しても良いですし、Rack MiddlewareでTenantLevelSecurity.with
しても良いでしょう。
注意点としては、スレッドを使用する場合や、リクエストの中で再接続する場合に、セッションの設定値がリセットされてしまう問題があります。acitverecord-tenant-level-securityでは、新しいコネクションをチェックアウトする際に呼び出すコールバックを登録することで、この問題を解決しています。
# デフォルトのテナントを登録 TenantLevelSecuriy.current_tenant_id { tenant2.id } Thread.new { # 新しいスレッドでコネクションをチェックアウトする Employee.connection # => SET tenant_level_security.tenant_id = '2' }.join
activerecord-multi-tenantと併用しているならば、このコールバックにはMultiTenant.current_tenant_id
が使えます。
TenantLevelSecuriy.current_tenant_id { MultiTenant.current_tenant_id }
内部的な仕組み
activerecordの名を冠するGemですが、Active Recordの内部的な挙動への依存はほとんどありません。唯一大きく依存している部分は、コネクションプールからのチェックアウト時のコールバックの登録部分です。
ActiveRecord::ConnectionAdapters::AbstractAdapter.set_callback :checkout, :after do |conn| TenantLevelSecurity.switch_with_connection!(conn, TenantLevelSecurity.current_tenant_id) end
ActiveRecord::ConnectionAdapters::AbstractAdapter
にはcheckin
とcheckout
のコールバックが定義されています。それらを使うことで、コネクションプールからのチェックアウト時にセッションに値をセットする、という挙動を実現しています。
define_callbacks :checkout, :checkin
ただし、このコールバックに関しては正式なドキュメントが存在しません。互換性については保証されない可能性がありますが、今後のアップデートでどうなるか追っていく予定です。
未対応の課題
まだ開発途上なので、いくつか未対応の課題が残っています。
ひとつはクエリキャッシュです。Active RecordはクエリキャッシュをSQLに対して保持するため、クエリキャッシュが有効になっている場合、誤った結果を返す可能性があります。
Employee.pluck(:name) # => ["Jane", "Tom"] ActiveRecord::Base.establish_connection(another_user_config) # クエリキャッシュを有効化 Employee.connection.enable_query_cache! TenantLevelSecurity.with(tenant1.id) do Employee.pluck(:name) # => ["Jane"] # => SELECT * FROM employees end TenantLevelSecurity.with(tenant2.id) do # 本当はTomを返すべきなのに、変わらない... Employee.pluck(:name) # => ["Jane"] end
Railsではリクエストごとにクエリキャッシュを保持するため、ひとつのリクエストで複数のテナントを跨ぐ処理を行わない限りは、問題になりません。しかし、直感に反する振る舞いなので、修正したいところです。切り替え時にクエリキャッシュを破棄すれば解決できそうな気がします。

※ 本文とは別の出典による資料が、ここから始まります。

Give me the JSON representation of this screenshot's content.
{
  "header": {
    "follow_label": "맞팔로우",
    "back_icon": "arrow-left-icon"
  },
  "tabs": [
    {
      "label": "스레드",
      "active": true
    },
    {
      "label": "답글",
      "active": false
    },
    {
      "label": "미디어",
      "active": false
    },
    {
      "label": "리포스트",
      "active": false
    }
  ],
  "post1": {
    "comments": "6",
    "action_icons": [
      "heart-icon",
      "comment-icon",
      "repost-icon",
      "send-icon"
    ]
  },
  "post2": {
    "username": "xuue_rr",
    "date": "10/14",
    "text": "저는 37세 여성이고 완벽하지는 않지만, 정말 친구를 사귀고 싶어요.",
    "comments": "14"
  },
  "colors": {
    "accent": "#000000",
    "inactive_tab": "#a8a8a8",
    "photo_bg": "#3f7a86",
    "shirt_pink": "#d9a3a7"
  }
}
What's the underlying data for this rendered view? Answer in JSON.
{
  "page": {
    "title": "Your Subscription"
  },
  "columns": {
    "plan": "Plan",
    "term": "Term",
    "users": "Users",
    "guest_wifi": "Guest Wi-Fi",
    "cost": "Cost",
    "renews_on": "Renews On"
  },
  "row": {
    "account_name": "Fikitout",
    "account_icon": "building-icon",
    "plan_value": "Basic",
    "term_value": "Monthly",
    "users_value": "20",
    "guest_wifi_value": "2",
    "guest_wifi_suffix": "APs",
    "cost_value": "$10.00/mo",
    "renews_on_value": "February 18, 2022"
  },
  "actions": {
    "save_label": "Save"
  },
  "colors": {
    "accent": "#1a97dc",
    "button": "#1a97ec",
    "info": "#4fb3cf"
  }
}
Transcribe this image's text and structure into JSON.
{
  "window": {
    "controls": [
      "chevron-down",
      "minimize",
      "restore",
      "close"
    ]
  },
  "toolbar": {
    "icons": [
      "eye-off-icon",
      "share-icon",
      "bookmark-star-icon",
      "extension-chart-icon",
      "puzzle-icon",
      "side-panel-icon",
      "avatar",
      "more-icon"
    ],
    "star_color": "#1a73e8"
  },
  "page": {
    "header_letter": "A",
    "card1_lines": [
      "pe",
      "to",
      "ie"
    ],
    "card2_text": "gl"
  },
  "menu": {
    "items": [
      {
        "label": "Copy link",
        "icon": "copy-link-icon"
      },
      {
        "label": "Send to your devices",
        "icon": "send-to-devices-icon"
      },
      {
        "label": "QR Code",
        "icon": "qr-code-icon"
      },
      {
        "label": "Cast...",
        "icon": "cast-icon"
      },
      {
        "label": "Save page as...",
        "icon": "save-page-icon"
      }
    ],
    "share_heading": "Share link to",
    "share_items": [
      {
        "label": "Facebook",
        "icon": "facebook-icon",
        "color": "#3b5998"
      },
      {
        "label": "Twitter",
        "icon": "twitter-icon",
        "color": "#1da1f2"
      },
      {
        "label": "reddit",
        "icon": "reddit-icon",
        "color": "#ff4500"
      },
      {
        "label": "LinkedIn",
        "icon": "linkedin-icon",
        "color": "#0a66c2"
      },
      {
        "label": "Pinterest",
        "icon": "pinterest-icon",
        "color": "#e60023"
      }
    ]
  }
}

もうひとつはactiverecord-multi-tenantとRLSの「どちらか一方が壊れたときにそれに気づく方法」が無いことです。一方の防御機構が壊れていたときにすぐに気付くことができなければ、結局ひとつの防御機構頼りになっていた、なんてことが起きてしまうかもしれません。
RLSによってフィルタされた行が発生したらログを残す、みたいなことができればいいんですけどね...
終わりに
activerecord-tenant-level-securityの運用実績は既に一年程度ありますが、残念ながらまだすべてのプロダクトに導入できている状態ではありません。パフォーマンスへの影響など、考慮すべき点は多くありますが、より安全なデータの分離のために、導入を推進していきたいと思います。